Given file names like these:

/the/path/foo.txt
bar.txt

I hope to get:

foo
bar

Why this doesn't work?

#!/bin/bash

fullfile=$1
fname=$(basename $fullfile)
fbname=${fname%.*}
echo $fbname

What's the right way to do it?

Solution 1:

You don't have to call the external basename command. Instead, you could use the following commands:

$ s=/the/path/foo.txt
$ echo "${s##*/}"
foo.txt
$ s=${s##*/}
$ echo "${s%.txt}"
foo
$ echo "${s%.*}"
foo

Note that this solution should work in all recent (post 2004) POSIX compliant shells, (e.g. bash, dash, ksh, etc.).

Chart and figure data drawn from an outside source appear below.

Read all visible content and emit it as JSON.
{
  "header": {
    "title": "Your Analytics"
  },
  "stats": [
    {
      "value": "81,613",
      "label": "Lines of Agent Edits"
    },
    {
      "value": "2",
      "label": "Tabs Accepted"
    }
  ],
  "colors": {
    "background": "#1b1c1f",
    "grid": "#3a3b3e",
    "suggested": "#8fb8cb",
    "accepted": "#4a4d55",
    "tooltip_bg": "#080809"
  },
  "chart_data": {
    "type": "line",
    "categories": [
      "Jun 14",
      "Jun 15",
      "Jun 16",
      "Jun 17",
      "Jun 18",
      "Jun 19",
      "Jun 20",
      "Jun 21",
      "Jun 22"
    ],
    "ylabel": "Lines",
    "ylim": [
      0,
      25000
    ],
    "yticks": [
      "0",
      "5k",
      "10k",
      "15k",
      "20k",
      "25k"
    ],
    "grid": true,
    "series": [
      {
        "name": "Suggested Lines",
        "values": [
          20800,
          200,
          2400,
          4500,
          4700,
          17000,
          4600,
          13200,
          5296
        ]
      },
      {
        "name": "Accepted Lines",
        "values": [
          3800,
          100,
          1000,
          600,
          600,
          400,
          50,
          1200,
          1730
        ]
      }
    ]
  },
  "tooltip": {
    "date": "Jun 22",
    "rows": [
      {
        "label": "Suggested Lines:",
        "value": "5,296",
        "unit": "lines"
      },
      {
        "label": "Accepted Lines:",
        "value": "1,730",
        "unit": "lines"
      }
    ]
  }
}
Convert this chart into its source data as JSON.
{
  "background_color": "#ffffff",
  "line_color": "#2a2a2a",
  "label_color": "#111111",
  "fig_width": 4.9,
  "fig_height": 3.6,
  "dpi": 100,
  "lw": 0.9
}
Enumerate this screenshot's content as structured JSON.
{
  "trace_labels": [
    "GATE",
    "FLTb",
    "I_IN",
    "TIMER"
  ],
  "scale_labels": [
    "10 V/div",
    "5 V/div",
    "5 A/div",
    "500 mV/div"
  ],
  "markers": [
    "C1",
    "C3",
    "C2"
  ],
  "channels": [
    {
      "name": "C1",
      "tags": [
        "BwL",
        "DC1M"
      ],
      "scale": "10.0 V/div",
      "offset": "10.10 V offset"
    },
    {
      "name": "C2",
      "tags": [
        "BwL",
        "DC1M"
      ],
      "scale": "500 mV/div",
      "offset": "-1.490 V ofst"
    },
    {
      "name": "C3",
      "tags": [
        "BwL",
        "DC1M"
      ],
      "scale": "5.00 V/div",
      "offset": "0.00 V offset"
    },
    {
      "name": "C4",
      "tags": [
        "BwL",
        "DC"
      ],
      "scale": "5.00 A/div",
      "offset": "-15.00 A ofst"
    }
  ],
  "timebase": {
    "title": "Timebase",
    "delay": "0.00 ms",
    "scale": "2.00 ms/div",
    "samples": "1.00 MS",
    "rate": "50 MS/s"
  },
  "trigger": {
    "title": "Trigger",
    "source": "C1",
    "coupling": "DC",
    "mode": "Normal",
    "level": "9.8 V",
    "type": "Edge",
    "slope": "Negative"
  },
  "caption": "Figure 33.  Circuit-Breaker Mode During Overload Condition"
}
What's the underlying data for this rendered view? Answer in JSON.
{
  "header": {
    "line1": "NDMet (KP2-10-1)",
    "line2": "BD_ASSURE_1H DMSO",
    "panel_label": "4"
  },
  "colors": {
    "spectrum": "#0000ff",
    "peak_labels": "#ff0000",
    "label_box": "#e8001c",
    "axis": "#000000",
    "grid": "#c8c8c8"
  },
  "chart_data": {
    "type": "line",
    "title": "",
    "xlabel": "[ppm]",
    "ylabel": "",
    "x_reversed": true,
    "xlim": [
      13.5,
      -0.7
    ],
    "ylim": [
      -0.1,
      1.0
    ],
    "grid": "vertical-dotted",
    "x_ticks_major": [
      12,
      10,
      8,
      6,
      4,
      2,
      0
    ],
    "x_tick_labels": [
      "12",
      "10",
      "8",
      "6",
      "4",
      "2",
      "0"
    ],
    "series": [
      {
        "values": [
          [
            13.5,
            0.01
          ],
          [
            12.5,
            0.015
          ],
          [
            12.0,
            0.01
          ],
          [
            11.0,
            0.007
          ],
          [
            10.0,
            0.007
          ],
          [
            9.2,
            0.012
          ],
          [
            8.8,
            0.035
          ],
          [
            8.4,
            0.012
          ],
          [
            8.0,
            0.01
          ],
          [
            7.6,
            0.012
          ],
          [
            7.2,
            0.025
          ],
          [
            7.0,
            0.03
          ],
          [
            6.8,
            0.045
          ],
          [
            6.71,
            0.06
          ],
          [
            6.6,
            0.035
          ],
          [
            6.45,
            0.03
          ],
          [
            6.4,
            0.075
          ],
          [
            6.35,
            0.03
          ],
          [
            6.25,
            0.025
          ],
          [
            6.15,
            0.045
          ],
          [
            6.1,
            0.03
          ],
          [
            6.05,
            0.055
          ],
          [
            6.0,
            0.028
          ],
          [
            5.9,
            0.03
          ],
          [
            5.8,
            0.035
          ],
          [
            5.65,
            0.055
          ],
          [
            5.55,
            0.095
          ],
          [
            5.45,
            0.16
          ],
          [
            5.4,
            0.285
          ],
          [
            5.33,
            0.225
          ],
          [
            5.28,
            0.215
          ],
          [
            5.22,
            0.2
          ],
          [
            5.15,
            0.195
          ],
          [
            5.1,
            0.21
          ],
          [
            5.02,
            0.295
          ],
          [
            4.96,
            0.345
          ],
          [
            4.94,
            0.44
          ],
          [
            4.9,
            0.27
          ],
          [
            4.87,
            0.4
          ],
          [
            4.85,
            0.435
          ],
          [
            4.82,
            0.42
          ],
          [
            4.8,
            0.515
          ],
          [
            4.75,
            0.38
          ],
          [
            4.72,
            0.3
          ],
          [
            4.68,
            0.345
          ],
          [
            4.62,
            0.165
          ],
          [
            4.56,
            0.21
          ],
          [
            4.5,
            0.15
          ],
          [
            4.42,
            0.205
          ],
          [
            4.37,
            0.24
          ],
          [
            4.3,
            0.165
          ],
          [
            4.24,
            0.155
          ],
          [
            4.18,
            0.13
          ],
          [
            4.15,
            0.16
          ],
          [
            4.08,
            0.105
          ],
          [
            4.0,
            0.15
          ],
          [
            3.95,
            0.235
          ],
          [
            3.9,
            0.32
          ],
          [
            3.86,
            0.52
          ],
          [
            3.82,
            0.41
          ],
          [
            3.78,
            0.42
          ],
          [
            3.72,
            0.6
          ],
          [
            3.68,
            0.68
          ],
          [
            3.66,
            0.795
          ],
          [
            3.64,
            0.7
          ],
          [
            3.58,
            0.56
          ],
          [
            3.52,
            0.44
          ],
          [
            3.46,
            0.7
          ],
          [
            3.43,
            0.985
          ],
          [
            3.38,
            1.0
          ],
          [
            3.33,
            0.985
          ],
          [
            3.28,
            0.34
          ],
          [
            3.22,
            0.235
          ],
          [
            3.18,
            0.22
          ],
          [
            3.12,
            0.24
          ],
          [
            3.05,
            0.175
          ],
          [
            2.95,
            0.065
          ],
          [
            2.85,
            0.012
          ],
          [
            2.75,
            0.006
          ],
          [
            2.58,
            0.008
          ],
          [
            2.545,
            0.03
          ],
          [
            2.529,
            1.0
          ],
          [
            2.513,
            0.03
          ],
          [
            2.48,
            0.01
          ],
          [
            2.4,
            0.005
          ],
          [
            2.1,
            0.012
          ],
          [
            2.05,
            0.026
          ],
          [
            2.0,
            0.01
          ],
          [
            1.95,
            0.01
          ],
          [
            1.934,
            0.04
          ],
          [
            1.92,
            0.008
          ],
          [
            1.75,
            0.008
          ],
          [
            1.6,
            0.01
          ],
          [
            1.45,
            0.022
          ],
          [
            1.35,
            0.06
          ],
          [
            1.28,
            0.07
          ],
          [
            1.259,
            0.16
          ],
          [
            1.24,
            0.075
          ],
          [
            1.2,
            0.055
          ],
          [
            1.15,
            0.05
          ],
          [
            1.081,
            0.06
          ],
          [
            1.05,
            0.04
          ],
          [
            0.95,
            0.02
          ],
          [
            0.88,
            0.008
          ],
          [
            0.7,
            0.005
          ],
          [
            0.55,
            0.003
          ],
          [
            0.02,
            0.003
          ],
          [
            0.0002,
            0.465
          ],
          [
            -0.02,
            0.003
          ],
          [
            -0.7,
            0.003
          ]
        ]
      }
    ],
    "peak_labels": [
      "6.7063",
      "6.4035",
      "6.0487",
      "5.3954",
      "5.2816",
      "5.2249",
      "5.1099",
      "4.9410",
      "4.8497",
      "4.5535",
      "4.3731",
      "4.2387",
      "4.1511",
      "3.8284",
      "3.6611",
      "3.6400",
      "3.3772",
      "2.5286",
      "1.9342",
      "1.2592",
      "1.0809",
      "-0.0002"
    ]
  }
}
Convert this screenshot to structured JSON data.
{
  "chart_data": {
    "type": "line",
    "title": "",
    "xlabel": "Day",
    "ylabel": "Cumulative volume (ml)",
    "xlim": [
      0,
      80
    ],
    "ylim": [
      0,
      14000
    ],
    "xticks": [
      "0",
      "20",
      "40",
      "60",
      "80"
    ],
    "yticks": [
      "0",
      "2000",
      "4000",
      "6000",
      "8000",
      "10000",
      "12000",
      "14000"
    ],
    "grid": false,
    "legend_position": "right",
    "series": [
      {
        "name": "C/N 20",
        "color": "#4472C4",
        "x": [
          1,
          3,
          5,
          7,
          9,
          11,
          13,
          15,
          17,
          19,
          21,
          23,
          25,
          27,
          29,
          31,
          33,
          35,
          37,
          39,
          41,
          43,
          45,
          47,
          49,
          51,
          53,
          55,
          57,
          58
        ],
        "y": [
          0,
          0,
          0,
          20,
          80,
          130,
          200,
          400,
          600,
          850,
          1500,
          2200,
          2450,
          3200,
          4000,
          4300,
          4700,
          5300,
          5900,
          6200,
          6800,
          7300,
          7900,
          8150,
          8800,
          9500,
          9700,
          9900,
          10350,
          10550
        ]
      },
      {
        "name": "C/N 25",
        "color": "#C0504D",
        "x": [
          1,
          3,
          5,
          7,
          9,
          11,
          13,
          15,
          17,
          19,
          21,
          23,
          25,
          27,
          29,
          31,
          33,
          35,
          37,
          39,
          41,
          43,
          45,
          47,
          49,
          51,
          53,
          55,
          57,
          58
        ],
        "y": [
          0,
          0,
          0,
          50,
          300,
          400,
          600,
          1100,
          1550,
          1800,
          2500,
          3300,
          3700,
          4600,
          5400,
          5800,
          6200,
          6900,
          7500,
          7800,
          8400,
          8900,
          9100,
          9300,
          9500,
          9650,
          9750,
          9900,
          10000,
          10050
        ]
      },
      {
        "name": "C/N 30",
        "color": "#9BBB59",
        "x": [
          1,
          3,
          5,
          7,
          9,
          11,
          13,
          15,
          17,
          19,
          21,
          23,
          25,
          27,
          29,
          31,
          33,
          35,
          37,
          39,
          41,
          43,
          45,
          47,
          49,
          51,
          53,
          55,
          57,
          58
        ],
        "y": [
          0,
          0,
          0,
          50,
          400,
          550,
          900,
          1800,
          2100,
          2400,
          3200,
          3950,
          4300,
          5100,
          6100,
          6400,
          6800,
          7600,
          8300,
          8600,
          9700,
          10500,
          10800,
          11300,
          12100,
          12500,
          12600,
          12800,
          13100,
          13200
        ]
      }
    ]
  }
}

Source: Shell Command Language 2.6.2 Parameter Expansion

More on bash String Manipulations: http://tldp.org/LDP/LG/issue18/bash.html

Solution 2:

The basename command has two different invocations; in one, you specify just the path, in which case it gives you the last component, while in the other you also give a suffix that it will remove. So, you can simplify your example code by using the second invocation of basename. Also, be careful to correctly quote things:

fbname=$(basename "$1" .txt)
echo "$fbname"

Solution 3:

A combination of basename and cut works fine, even in case of double ending like .tar.gz:

fbname=$(basename "$fullfile" | cut -d. -f1)

Would be interesting if this solution needs less arithmetic power than Bash Parameter Expansion.